Thaddeus considered whether to ignore the missive. He had a date with a hot new surgical nurse who hadn’t yet been indoctrinated into the avoid being alone with Dr. Schulz club. On the other hand, Jameson was calling him to the Last Supper, an event that promised a release from the boredom his life was starting to slide into. He hadn’t been able to really cut anyone up in a few weeks.
In Thaddeus’ mind, there were two types of surgeons. One type did the routine work, taking out tonsils, fixing hernias, etc… They rarely ran into any problems, choosing to do the operations that were long ago perfected to the point that doctors fresh out of their surgical rotation could do unassisted. They got the thanks of the patients and their families, but not the recognition in the field.
The other type were the pioneers. These were the surgeons who took the risks, came up with the new procedures, and pushed the limits of surgical intervention. Saving patients whom everyone agreed were lost made him a star within the community even if he had only sporadic success. That didn’t matter. Just the act of trying caused people to ascribe heroic intent. A dying man on the table was a can’t lose situation for him.
When the patient lived, he looked like a miracle worker. In some cases he would try something different and creative, and the other surgeons would marvel at his creativity. The family, tears of adoration punctuating their relief, would circle him, nearly prostrating themselves in thanks to his life-giving powers. On occasions where the patient was a rich, old bastard with a young trophy wife, the woman would sometimes want to thank him more personally for keeping her gravy train going, at least until she could get the will changed to reflect the husband’s gratitude for the wife that stuck by him in his darkest hours.

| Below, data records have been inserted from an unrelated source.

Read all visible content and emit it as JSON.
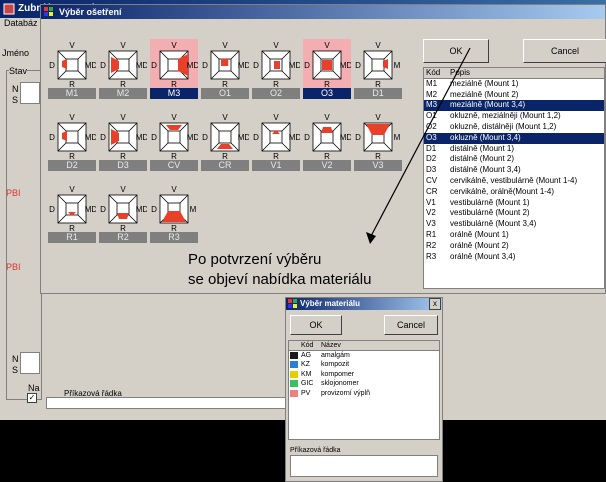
{
  "main_window": {
    "title": "Zubní karta pacienta",
    "menu_first": "Databáz",
    "labels": {
      "name": "Jméno",
      "stav": "Stav",
      "n1": "N",
      "s1": "S",
      "pbi1": "PBI",
      "pbi2": "PBI",
      "n2": "N",
      "s2": "S",
      "na": "Na"
    }
  },
  "treatment_dialog": {
    "title": "Výběr ošetření",
    "ok_label": "OK",
    "cancel_label": "Cancel",
    "list_header": {
      "code": "Kód",
      "description": "Popis"
    },
    "teeth": [
      {
        "code": "M1",
        "selected": false,
        "top": "V",
        "left": "D",
        "right": "MD",
        "bottom": "R",
        "fill": "left-small"
      },
      {
        "code": "M2",
        "selected": false,
        "top": "V",
        "left": "D",
        "right": "MD",
        "bottom": "R",
        "fill": "left"
      },
      {
        "code": "M3",
        "selected": true,
        "top": "V",
        "left": "D",
        "right": "MD",
        "bottom": "R",
        "fill": "right-large"
      },
      {
        "code": "O1",
        "selected": false,
        "top": "V",
        "left": "D",
        "right": "MD",
        "bottom": "R",
        "fill": "center-small"
      },
      {
        "code": "O2",
        "selected": false,
        "top": "V",
        "left": "D",
        "right": "MD",
        "bottom": "R",
        "fill": "center-right"
      },
      {
        "code": "O3",
        "selected": true,
        "top": "V",
        "left": "D",
        "right": "MD",
        "bottom": "R",
        "fill": "center"
      },
      {
        "code": "D1",
        "selected": false,
        "top": "V",
        "left": "D",
        "right": "M",
        "bottom": "R",
        "fill": "right-small"
      },
      {
        "code": "D2",
        "selected": false,
        "top": "V",
        "left": "D",
        "right": "MD",
        "bottom": "R",
        "fill": "left-small"
      },
      {
        "code": "D3",
        "selected": false,
        "top": "V",
        "left": "D",
        "right": "MD",
        "bottom": "R",
        "fill": "left"
      },
      {
        "code": "CV",
        "selected": false,
        "top": "V",
        "left": "D",
        "right": "MD",
        "bottom": "R",
        "fill": "top-small"
      },
      {
        "code": "CR",
        "selected": false,
        "top": "V",
        "left": "D",
        "right": "MD",
        "bottom": "R",
        "fill": "bottom-small"
      },
      {
        "code": "V1",
        "selected": false,
        "top": "V",
        "left": "D",
        "right": "MD",
        "bottom": "R",
        "fill": "top-tiny"
      },
      {
        "code": "V2",
        "selected": false,
        "top": "V",
        "left": "D",
        "right": "MD",
        "bottom": "R",
        "fill": "top"
      },
      {
        "code": "V3",
        "selected": false,
        "top": "V",
        "left": "D",
        "right": "M",
        "bottom": "R",
        "fill": "top-large"
      },
      {
        "code": "R1",
        "selected": false,
        "top": "V",
        "left": "D",
        "right": "MD",
        "bottom": "R",
        "fill": "bottom-tiny"
      },
      {
        "code": "R2",
        "selected": false,
        "top": "V",
        "left": "D",
        "right": "MD",
        "bottom": "R",
        "fill": "bottom"
      },
      {
        "code": "R3",
        "selected": false,
        "top": "V",
        "left": "D",
        "right": "M",
        "bottom": "R",
        "fill": "bottom-large"
      }
    ],
    "list": [
      {
        "code": "M1",
        "description": "meziálně (Mount 1)",
        "selected": false
      },
      {
        "code": "M2",
        "description": "meziálně (Mount 2)",
        "selected": false
      },
      {
        "code": "M3",
        "description": "meziálně (Mount 3,4)",
        "selected": true
      },
      {
        "code": "O1",
        "description": "okluzně, meziálněji (Mount 1,2)",
        "selected": false
      },
      {
        "code": "O2",
        "description": "okluzně, distálněji (Mount 1,2)",
        "selected": false
      },
      {
        "code": "O3",
        "description": "okluzně (Mount 3,4)",
        "selected": true
      },
      {
        "code": "D1",
        "description": "distálně (Mount 1)",
        "selected": false
      },
      {
        "code": "D2",
        "description": "distálně (Mount 2)",
        "selected": false
      },
      {
        "code": "D3",
        "description": "distálně (Mount 3,4)",
        "selected": false
      },
      {
        "code": "CV",
        "description": "cervikálně, vestibulárně (Mount 1-4)",
        "selected": false
      },
      {
        "code": "CR",
        "description": "cervikálně, orálně(Mount 1-4)",
        "selected": false
      },
      {
        "code": "V1",
        "description": "vestibulárně (Mount 1)",
        "selected": false
      },
      {
        "code": "V2",
        "description": "vestibulárně (Mount 2)",
        "selected": false
      },
      {
        "code": "V3",
        "description": "vestibulárně (Mount 3,4)",
        "selected": false
      },
      {
        "code": "R1",
        "description": "orálně (Mount 1)",
        "selected": false
      },
      {
        "code": "R2",
        "description": "orálně (Mount 2)",
        "selected": false
      },
      {
        "code": "R3",
        "description": "orálně (Mount 3,4)",
        "selected": false
      }
    ]
  },
  "annotation": {
    "line1": "Po potvrzení výběru",
    "line2": "se objeví nabídka materiálu"
  },
  "material_dialog": {
    "title": "Výběr materiálu",
    "ok_label": "OK",
    "cancel_label": "Cancel",
    "list_header": {
      "code": "Kód",
      "name": "Název"
    },
    "materials": [
      {
        "code": "AG",
        "name": "amalgám",
        "color": "#1a1a1a"
      },
      {
        "code": "KZ",
        "name": "kompozit",
        "color": "#2a7fd4"
      },
      {
        "code": "KM",
        "name": "kompomer",
        "color": "#e0d000"
      },
      {
        "code": "GIC",
        "name": "sklojonomer",
        "color": "#3cc060"
      },
      {
        "code": "PV",
        "name": "provizorní výplň",
        "color": "#f08080"
      }
    ],
    "command_label": "Příkazová řádka"
  },
  "command_line": {
    "label": "Příkazová řádka"
  },
  "colors": {
    "fill_red": "#e8402a",
    "selected_blue": "#0a246a",
    "selected_pink": "#f2aeb0"
  }
}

When the patient died the outpouring of sympathy extended to the surgeon who must be heartbroken that fate yanked hope away at the last minute. Even the nurses he abused gave him the benefit of the doubt when a patient no other surgeon would risk touching died on his table. A well rehearsed and effective consolation, complete with crocodile tears, turned the attention of the family off his inability to save the patient and onto his super human effort. When he turned up the charm to eleven he often had the family attempting to console him, even apologizing for their family member’s inadequate will to live.
The other major benefit of taking the hopeless cases was that he could say no if he wanted. Patients that weren’t adequately deferential were more likely to get the “There’s nothing to be done, get your affairs in order” speech. Those that were sufficiently obeisant but were a waste of time, got the same. Yes, the surgeries made him a lot of money, but the two minute follow-up appointments were where he earned the real bucks. He could do fifteen in the hour he would charge the separate insurance companies for each.

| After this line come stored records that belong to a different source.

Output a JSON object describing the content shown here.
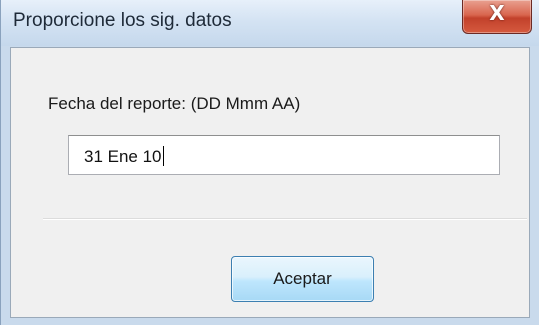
{
  "window": {
    "title": "Proporcione los sig. datos",
    "close_label": "X"
  },
  "form": {
    "date_label": "Fecha del reporte: (DD Mmm AA)",
    "date_value": "31 Ene 10"
  },
  "buttons": {
    "ok_label": "Aceptar"
  }
}
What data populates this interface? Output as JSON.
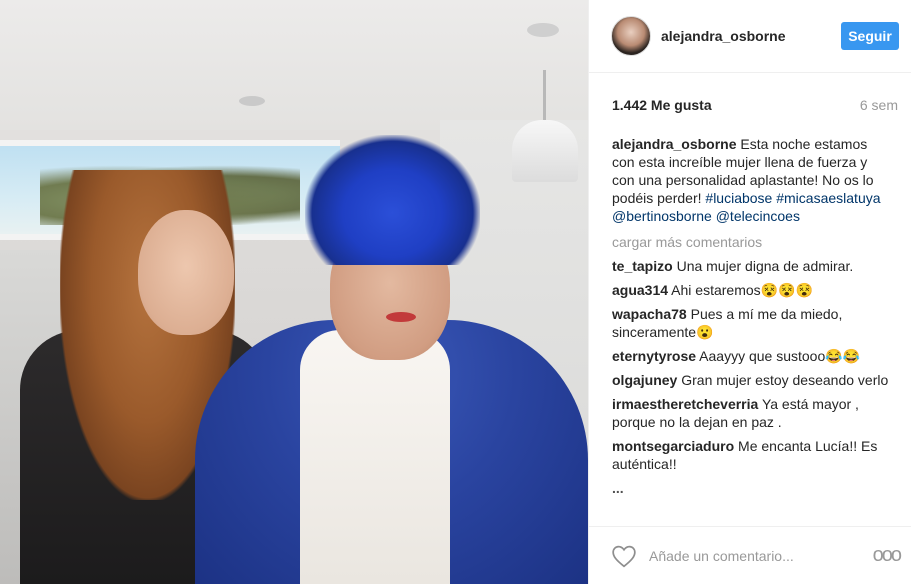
{
  "post": {
    "author": "alejandra_osborne",
    "follow_label": "Seguir",
    "likes": "1.442 Me gusta",
    "time_ago": "6 sem",
    "caption": {
      "user": "alejandra_osborne",
      "text": " Esta noche estamos con esta increíble mujer llena de fuerza y con una personalidad aplastante! No os lo podéis perder! ",
      "hashtags": [
        "#luciabose",
        "#micasaeslatuya"
      ],
      "mentions": [
        "@bertinosborne",
        "@telecincoes"
      ]
    },
    "load_more": "cargar más comentarios",
    "comments": [
      {
        "user": "te_tapizo",
        "text": " Una mujer digna de admirar."
      },
      {
        "user": "agua314",
        "text": " Ahi estaremos😵😵😵"
      },
      {
        "user": "wapacha78",
        "text": " Pues a mí me da miedo, sinceramente😮"
      },
      {
        "user": "eternytyrose",
        "text": " Aaayyy que sustooo😂😂"
      },
      {
        "user": "olgajuney",
        "text": " Gran mujer estoy deseando verlo"
      },
      {
        "user": "irmaestheretcheverria",
        "text": " Ya está mayor , porque no la dejan en paz ."
      },
      {
        "user": "montsegarciaduro",
        "text": " Me encanta Lucía!! Es auténtica!!"
      },
      {
        "user": "...",
        "text": ""
      }
    ],
    "add_comment_placeholder": "Añade un comentario...",
    "more_label": "ooo"
  },
  "icons": {
    "like": "heart-outline-icon",
    "more": "more-options-icon"
  },
  "colors": {
    "follow_bg": "#3897f0",
    "link": "#003569",
    "muted": "#999999"
  }
}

Being flush was one of the things that tipped his decision to travel to the church. What’s the use in taking the money unless you’re going to spend it? And he loved spending it. Loved traveling, especially to professional conferences, and throwing lavish parties where he became the center of attention. It was at one of those parties where an average looking man in a tweed jacket approached him to talk to him about how truly special Aiden Schulz was.